Real Estate News

What the new Dow figures could mean for mortgages

Published: 31 Jan 2017

The Dow Jones Industrial Average recently surprised many by reaching a record high of 20,000 points. According to The Wall Street Journal, this latest accomplishment is part of a series of sporadic benchmarks seen over the years. The Dow first closed over 1,000 in 1972, and it's been nearly 18 years since it exceeded the 10,000 mark in 1999.

This has led to skepticism about the possible repercussions, including in the world of mortgages. So far, rates seem to be increasing, presenting a possible hurdle for buyers unsure of the future. There also appears to be disparity between different types of mortgages and their accompanying trends over the years.

Comparing the paths
NerdWallet recently used survey results to show the different trajectories of 5/1 ARM rates, 15-year fixed mortgages and 30-year fixed mortgages. Of these, the last placed far higher on the rate index, with a figure of 4.46 percent as of Jan. 26.

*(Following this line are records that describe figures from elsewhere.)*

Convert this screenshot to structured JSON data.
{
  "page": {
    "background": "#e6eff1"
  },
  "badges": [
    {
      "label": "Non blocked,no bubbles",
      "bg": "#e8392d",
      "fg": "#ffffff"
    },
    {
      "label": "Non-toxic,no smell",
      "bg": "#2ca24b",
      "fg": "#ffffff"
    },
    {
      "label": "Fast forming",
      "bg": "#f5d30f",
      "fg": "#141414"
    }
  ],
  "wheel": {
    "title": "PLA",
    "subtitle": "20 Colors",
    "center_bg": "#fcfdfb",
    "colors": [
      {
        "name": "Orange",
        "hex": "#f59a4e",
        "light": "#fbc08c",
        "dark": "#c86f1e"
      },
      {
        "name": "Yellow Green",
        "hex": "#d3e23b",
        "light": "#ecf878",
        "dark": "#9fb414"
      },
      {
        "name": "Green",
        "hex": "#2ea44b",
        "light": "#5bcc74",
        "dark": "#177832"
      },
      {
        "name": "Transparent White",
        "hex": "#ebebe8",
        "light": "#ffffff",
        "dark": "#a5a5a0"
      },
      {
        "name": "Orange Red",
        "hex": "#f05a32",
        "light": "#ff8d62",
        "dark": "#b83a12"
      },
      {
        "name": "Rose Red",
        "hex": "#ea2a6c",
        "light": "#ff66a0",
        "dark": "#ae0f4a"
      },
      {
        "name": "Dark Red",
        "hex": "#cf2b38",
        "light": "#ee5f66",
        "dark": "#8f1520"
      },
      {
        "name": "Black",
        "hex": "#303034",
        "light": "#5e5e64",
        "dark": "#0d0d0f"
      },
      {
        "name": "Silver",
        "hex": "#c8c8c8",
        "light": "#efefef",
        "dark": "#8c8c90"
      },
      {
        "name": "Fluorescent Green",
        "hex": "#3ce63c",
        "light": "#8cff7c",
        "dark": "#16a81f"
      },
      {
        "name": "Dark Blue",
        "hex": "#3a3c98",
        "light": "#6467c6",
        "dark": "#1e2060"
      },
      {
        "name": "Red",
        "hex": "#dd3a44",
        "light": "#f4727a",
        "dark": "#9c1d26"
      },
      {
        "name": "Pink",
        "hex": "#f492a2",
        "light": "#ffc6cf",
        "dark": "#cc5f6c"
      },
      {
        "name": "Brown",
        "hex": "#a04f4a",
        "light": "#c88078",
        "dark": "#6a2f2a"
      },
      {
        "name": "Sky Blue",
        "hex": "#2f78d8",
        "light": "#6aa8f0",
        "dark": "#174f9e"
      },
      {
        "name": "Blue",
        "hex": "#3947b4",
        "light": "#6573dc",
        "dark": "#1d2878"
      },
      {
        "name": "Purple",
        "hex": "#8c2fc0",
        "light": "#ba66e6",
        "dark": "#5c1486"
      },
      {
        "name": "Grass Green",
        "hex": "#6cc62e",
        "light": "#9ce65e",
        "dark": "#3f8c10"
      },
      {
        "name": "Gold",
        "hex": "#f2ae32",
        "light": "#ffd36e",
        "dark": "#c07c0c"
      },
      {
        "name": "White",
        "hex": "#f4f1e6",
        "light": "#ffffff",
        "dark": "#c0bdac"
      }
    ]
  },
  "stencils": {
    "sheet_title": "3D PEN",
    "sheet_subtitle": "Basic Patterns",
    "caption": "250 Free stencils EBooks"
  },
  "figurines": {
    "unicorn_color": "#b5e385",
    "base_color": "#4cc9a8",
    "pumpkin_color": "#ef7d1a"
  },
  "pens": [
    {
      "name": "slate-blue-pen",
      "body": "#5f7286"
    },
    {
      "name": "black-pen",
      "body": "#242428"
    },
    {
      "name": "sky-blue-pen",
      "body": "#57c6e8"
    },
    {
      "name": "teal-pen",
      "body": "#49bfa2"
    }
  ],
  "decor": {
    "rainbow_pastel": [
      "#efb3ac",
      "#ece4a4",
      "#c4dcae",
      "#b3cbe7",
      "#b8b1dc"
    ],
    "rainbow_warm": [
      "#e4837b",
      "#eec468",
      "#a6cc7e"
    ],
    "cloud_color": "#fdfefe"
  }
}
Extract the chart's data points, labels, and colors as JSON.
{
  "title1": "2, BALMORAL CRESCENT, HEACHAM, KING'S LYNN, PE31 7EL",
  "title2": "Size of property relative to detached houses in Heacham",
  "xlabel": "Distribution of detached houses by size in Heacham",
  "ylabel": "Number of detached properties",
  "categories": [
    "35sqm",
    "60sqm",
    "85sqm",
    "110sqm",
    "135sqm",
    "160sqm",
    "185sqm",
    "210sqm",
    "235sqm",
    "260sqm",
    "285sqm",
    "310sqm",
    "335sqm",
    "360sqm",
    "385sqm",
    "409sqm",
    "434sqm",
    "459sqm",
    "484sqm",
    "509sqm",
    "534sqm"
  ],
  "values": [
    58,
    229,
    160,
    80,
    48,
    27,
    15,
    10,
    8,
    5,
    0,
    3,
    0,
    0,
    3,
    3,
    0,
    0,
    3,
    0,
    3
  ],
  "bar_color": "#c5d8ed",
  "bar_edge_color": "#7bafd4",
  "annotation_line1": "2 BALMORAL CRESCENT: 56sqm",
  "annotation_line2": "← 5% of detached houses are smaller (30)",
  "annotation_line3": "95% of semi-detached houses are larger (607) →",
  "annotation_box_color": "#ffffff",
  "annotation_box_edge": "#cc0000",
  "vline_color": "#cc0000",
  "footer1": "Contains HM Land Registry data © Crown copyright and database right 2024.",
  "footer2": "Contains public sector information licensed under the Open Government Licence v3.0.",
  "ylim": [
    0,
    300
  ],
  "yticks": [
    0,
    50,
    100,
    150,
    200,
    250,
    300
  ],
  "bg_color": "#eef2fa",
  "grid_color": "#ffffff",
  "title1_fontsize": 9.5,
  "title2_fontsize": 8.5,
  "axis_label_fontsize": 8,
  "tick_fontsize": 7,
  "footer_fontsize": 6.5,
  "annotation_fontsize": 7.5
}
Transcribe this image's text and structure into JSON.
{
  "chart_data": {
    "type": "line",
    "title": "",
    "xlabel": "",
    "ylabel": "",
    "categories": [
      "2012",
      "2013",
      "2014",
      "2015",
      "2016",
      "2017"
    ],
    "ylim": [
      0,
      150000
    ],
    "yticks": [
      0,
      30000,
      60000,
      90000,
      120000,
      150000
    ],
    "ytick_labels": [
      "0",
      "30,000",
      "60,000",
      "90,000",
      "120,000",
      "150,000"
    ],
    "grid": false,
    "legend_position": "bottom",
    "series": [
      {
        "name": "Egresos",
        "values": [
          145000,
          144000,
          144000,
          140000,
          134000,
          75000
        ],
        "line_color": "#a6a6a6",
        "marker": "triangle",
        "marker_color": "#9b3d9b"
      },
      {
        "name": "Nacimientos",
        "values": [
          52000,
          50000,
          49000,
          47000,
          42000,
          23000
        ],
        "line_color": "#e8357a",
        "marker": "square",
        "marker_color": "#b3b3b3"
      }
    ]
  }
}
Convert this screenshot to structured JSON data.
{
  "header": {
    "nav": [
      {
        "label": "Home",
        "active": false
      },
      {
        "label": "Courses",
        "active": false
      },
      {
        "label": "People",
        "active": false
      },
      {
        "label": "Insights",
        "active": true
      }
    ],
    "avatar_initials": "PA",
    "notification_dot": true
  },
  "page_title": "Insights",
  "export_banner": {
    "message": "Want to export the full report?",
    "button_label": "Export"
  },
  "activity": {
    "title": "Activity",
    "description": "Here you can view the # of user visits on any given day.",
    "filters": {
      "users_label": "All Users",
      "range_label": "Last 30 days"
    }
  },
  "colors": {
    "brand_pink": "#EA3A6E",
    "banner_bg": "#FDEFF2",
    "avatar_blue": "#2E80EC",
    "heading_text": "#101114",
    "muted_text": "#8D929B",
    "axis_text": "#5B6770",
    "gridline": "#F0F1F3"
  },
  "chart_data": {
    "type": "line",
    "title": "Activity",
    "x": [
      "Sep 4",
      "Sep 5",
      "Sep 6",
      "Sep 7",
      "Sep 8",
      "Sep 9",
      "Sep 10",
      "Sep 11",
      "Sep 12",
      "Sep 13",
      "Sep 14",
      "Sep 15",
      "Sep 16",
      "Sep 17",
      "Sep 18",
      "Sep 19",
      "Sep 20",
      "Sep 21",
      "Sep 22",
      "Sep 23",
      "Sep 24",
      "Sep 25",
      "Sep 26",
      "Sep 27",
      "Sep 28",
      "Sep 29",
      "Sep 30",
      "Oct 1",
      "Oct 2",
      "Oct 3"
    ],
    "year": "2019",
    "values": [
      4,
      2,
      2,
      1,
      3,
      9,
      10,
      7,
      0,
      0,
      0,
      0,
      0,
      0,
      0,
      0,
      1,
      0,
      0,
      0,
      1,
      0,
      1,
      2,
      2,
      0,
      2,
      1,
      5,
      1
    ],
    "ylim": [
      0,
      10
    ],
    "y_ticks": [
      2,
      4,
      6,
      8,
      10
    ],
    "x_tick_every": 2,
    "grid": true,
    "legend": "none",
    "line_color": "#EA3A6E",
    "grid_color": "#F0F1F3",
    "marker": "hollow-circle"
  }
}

However, though it's been several points above the trends of its fellow mortgages, the 30-year fixed mortgages there have been somewhat volatile during the measured time period. The upward spike only dates back to Jan. 24. Before a spike between the 19th and 23rd, this level of mortgage was firmly far lower than the 4.5 percent mark.

Could there be little change overall?
Despite the historic shifts on Wall Street, not everyone predicts an upset in response to the new Dow activity. National Mortgage News spoke to Atlantic Bay Mortgage Group President of Strategic Growth Justin Caplan about the impacts of the average.

"It'll probably put some upward pressure on interest rates but I don't think it'll be substantial," Caplan said. "As long as people have confidence in the economy and jobs, it'll be very good for the housing market."

The source itself was less optimistic, suggesting that mortgages could cost more money as a result of the high Dow performance. The mortgage rate 10-year benchmark supposedly paralleled the Dow's upward rise, but this could change in the future, possibly leaving the exact results harder to predict.

Pressures to buy
One outcome that does seem to already be in effect is the push for homeowners to take advantage of the current mortgage rates before they continue surging. MarketWatch commented on this, comparing the most recent level of 30-year fixed-rate mortgages with a 15 percent jump in the amount of buyers "borrowing forward" in advance of the challenging market.

The MarketWatch piece brought other related factors into play as well, noting that home inventory has recently dropped, along with a historic low for borrowing costs. Somewhat paradoxically, the source also said that consumers are steadily optimistic about the future, even when there are possible high rates on the horizon.

Watching the Federal Reserve
Other forces could also influence what conditions future buyers have to work with. Earlier in January, the Wall Street Journal chronicled the possible movements of the Federal Reserve, which could increase interest rates through as many as four different hikes throughout 2017.

Multiple regional presidents from different states said they foresee three such raises in the coming year, with each one budging the rates upward by a quarter of 1 percent.  However, this is, of course, dependent on the overall economic conditions. Even if this doesn't directly impact mortgages, it could influence the general economy and leave a consumer's finances in a different state.

At the tail end of 2016, the Federal Reserve raised interest rates, and although Fortune said this was a "widely expected" outcome, it also noted that this is a relatively rare occurrence, with the last such rate reversal occurring a year previously.